The Problems with the Annual Reinvention Approach
The opposite approach from one book—the total strategic reinvention—isn’t much better. It creates a whole lot of action, but it never leads to very much benefit, because the direction of the action changes every year.

A key part of strategy is positioning. To win in the marketplace, you have to stand for something—your position. Winning such a position takes time and consistency. If you keep changing your position each year to something radically different, then you really end up standing for nothing.

When you change who you want to be all the time, your employees get confused about what you stand for, so they don’t know what to do. Worse yet, your employees may take the attitude that “this too shall pass” so they will ignore the latest strategic initiative. After all, why work hard on implementing something if you know that next year the company will want to implement something else? Neither confusion nor apathy in the employee ranks creates an effective strategy implementation program.

And then there are the customers. If your customers get confused about what you stand for, they will never know if you are the right solution for their problem. It is like the author who radically changes her style from book to book. You never know if the next book will fit your preferences.

It takes time to build the competencies and capabilities necessary to pull off a strategy. If you keep changing the strategy, your competencies and capabilities will never be at optimal levels for the strategy of the moment. By contrast, if you keep a relatively consistent direction over many years, you can develop competencies and capabilities which will make you best at delivering your position and blow away the competition.

The Benefits of the Series Approach
The series approach takes the best from each extreme while eliminating the worst. First, it understands that a company has a heritage, a past, a preconceived reputation in the marketplace. You are not working from a blank slate each year. You are building on what came before. This has an impact on what the best future path should be. Like the mystery series of novels, you have the same lead detective in each book, and the prior novels in the series impact what you can effectively do with the character in future novels. Yes, the character can change and grow up, but too many radical changes from book to book ruin the series.

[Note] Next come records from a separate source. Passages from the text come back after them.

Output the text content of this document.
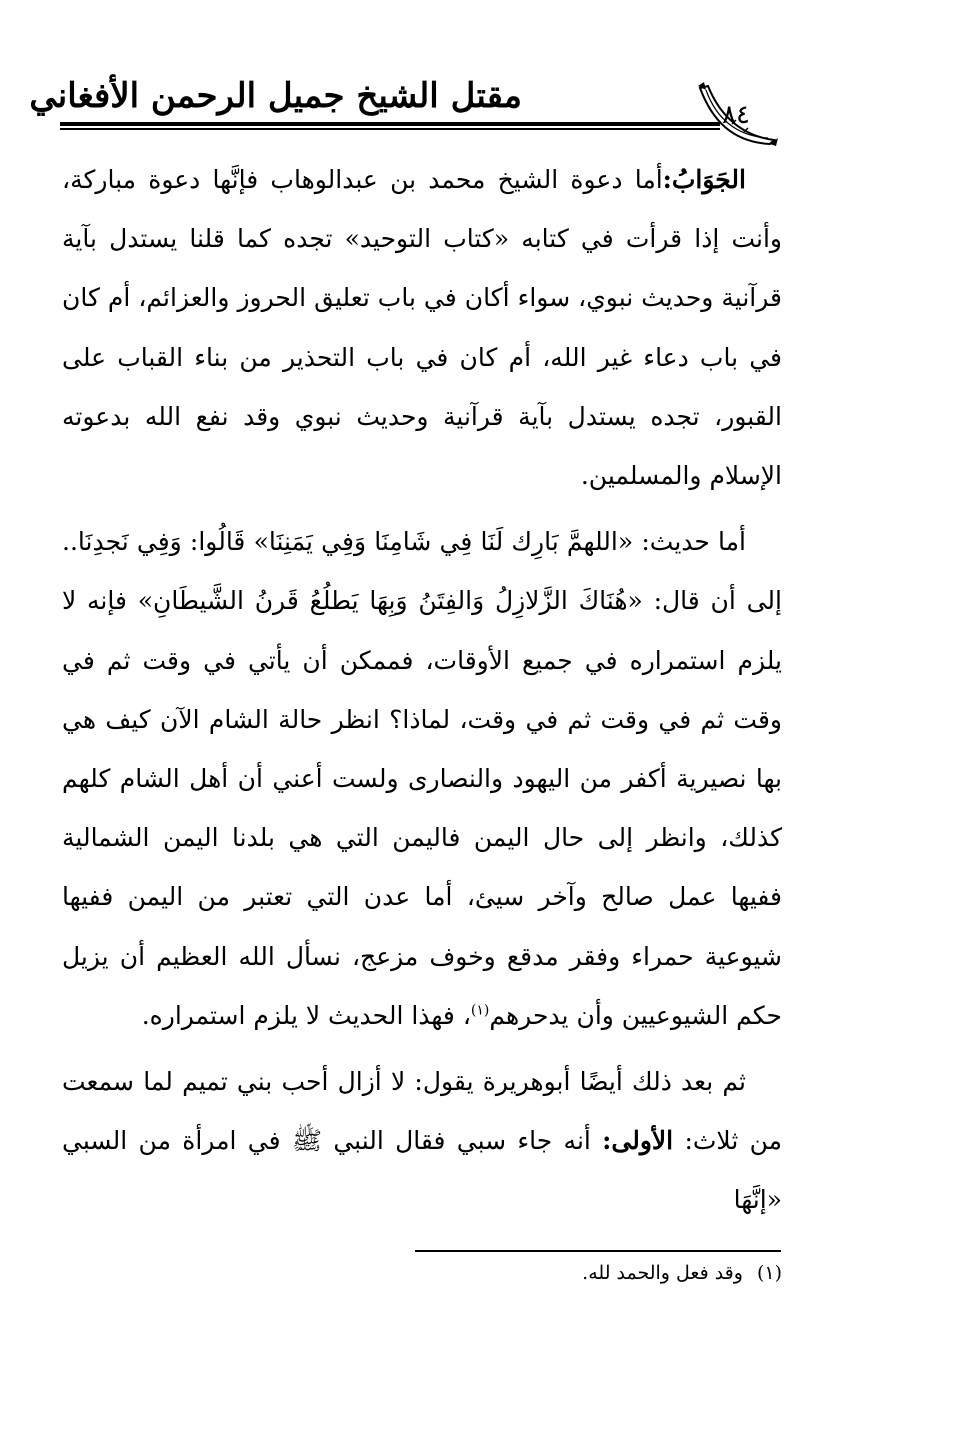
مقتل الشيخ جميل الرحمن الأفغاني	٨٤

الجَوَابُ:أما دعوة الشيخ محمد بن عبدالوهاب فإنَّها دعوة مباركة، وأنت إذا قرأت في كتابه «كتاب التوحيد» تجده كما قلنا يستدل بآية قرآنية وحديث نبوي، سواء أكان في باب تعليق الحروز والعزائم، أم كان في باب دعاء غير الله، أم كان في باب التحذير من بناء القباب على القبور، تجده يستدل بآية قرآنية وحديث نبوي وقد نفع الله بدعوته الإسلام والمسلمين.

أما حديث: «اللهمَّ بَارِك لَنَا فِي شَامِنَا وَفِي يَمَنِنَا» قَالُوا: وَفِي نَجدِنَا.. إلى أن قال: «هُنَاكَ الزَّلازِلُ وَالفِتَنُ وَبِهَا يَطلُعُ قَرنُ الشَّيطَانِ» فإنه لا يلزم استمراره في جميع الأوقات، فممكن أن يأتي في وقت ثم في وقت ثم في وقت ثم في وقت، لماذا؟ انظر حالة الشام الآن كيف هي بها نصيرية أكفر من اليهود والنصارى ولست أعني أن أهل الشام كلهم كذلك، وانظر إلى حال اليمن فاليمن التي هي بلدنا اليمن الشمالية ففيها عمل صالح وآخر سيئ، أما عدن التي تعتبر من اليمن ففيها شيوعية حمراء وفقر مدقع وخوف مزعج، نسأل الله العظيم أن يزيل حكم الشيوعيين وأن يدحرهم$^{(١)}$، فهذا الحديث لا يلزم استمراره.

ثم بعد ذلك أيضًا أبوهريرة يقول: لا أزال أحب بني تميم لما سمعت من ثلاث: الأولى: أنه جاء سبي فقال النبي ﷺ في امرأة من السبي «إنَّهَا

(١)وقد فعل والحمد لله.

So continuity is important. Build from past strengths. Ignoring your strategic heritage while looking forward is a dangerous path.

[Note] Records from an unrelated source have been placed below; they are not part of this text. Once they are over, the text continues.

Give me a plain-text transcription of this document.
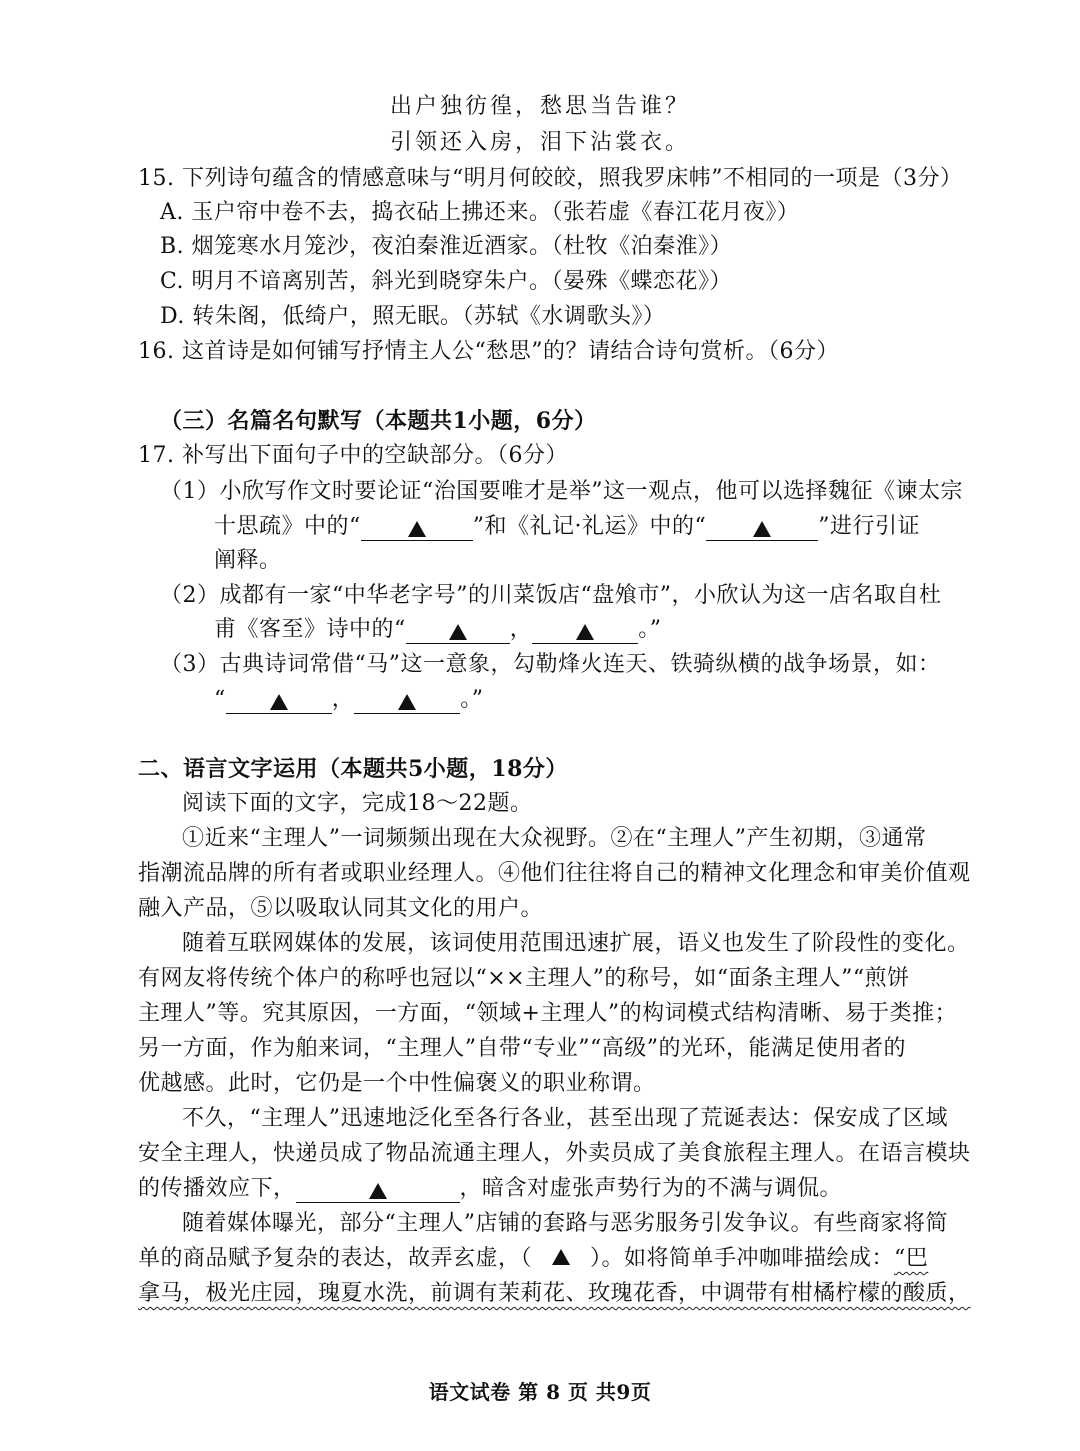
出户独彷徨，愁思当告谁？
引领还入房，泪下沾裳衣。
15. 下列诗句蕴含的情感意味与“明月何皎皎，照我罗床帏”不相同的一项是（3分）
A. 玉户帘中卷不去，捣衣砧上拂还来。（张若虚《春江花月夜》）
B. 烟笼寒水月笼沙，夜泊秦淮近酒家。（杜牧《泊秦淮》）
C. 明月不谙离别苦，斜光到晓穿朱户。（晏殊《蝶恋花》）
D. 转朱阁，低绮户，照无眠。（苏轼《水调歌头》）
16. 这首诗是如何铺写抒情主人公“愁思”的？请结合诗句赏析。（6分）
（三）名篇名句默写（本题共1小题，6分）
17. 补写出下面句子中的空缺部分。（6分）
（1）小欣写作文时要论证“治国要唯才是举”这一观点，他可以选择魏征《谏太宗
十思疏》中的“	”和《礼记·礼运》中的“	”进行引证
阐释。
（2）成都有一家“中华老字号”的川菜饭店“盘飧市”，小欣认为这一店名取自杜
甫《客至》诗中的“	，	。”
（3）古典诗词常借“马”这一意象，勾勒烽火连天、铁骑纵横的战争场景，如：
“	，	。”
二、语言文字运用（本题共5小题，18分）
阅读下面的文字，完成18～22题。
①近来“主理人”一词频频出现在大众视野。②在“主理人”产生初期，③通常
指潮流品牌的所有者或职业经理人。④他们往往将自己的精神文化理念和审美价值观
融入产品，⑤以吸取认同其文化的用户。
随着互联网媒体的发展，该词使用范围迅速扩展，语义也发生了阶段性的变化。
有网友将传统个体户的称呼也冠以“××主理人”的称号，如“面条主理人”“煎饼
主理人”等。究其原因，一方面，“领域+主理人”的构词模式结构清晰、易于类推；
另一方面，作为舶来词，“主理人”自带“专业”“高级”的光环，能满足使用者的
优越感。此时，它仍是一个中性偏褒义的职业称谓。
不久，“主理人”迅速地泛化至各行各业，甚至出现了荒诞表达：保安成了区域
安全主理人，快递员成了物品流通主理人，外卖员成了美食旅程主理人。在语言模块
的传播效应下，	，暗含对虚张声势行为的不满与调侃。
随着媒体曝光，部分“主理人”店铺的套路与恶劣服务引发争议。有些商家将简
单的商品赋予复杂的表达，故弄玄虚，（	）。如将简单手冲咖啡描绘成：“巴
拿马，极光庄园，瑰夏水洗，前调有茉莉花、玫瑰花香，中调带有柑橘柠檬的酸质，
语文试卷 第 8 页 共9页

On the other hand, the series approach doesn’t re-write the same plot each year. It understands that the marketplace is continually changing, so you need a new story line to adapt to the change. It is the idea of being able to adapt what already makes you great to the new realities of the future.

Just as each murder in the mystery series requires a different solution, each year has its own strategic problems to solve. The variety in plots keeps the individual story in each book in the series fresh and relevant. Yet each solution relies on the historic strengths of the recurring detective. The same should be true of your strategic plans.


SUMMARY
Strategic plans are like novels. And the best strategic plans tend to be like individual novels within a series. First, they provide continuity between the stories in order to take advantage of the past and build competencies and capabilities for the future. Second, each novel’s story is different, because times change.


FINAL THOUGHTS
I’m currently helping a company with its new five-year strategic plan, and the starting off point is its prior five-year plan. You have to look backwards before you can look forwards.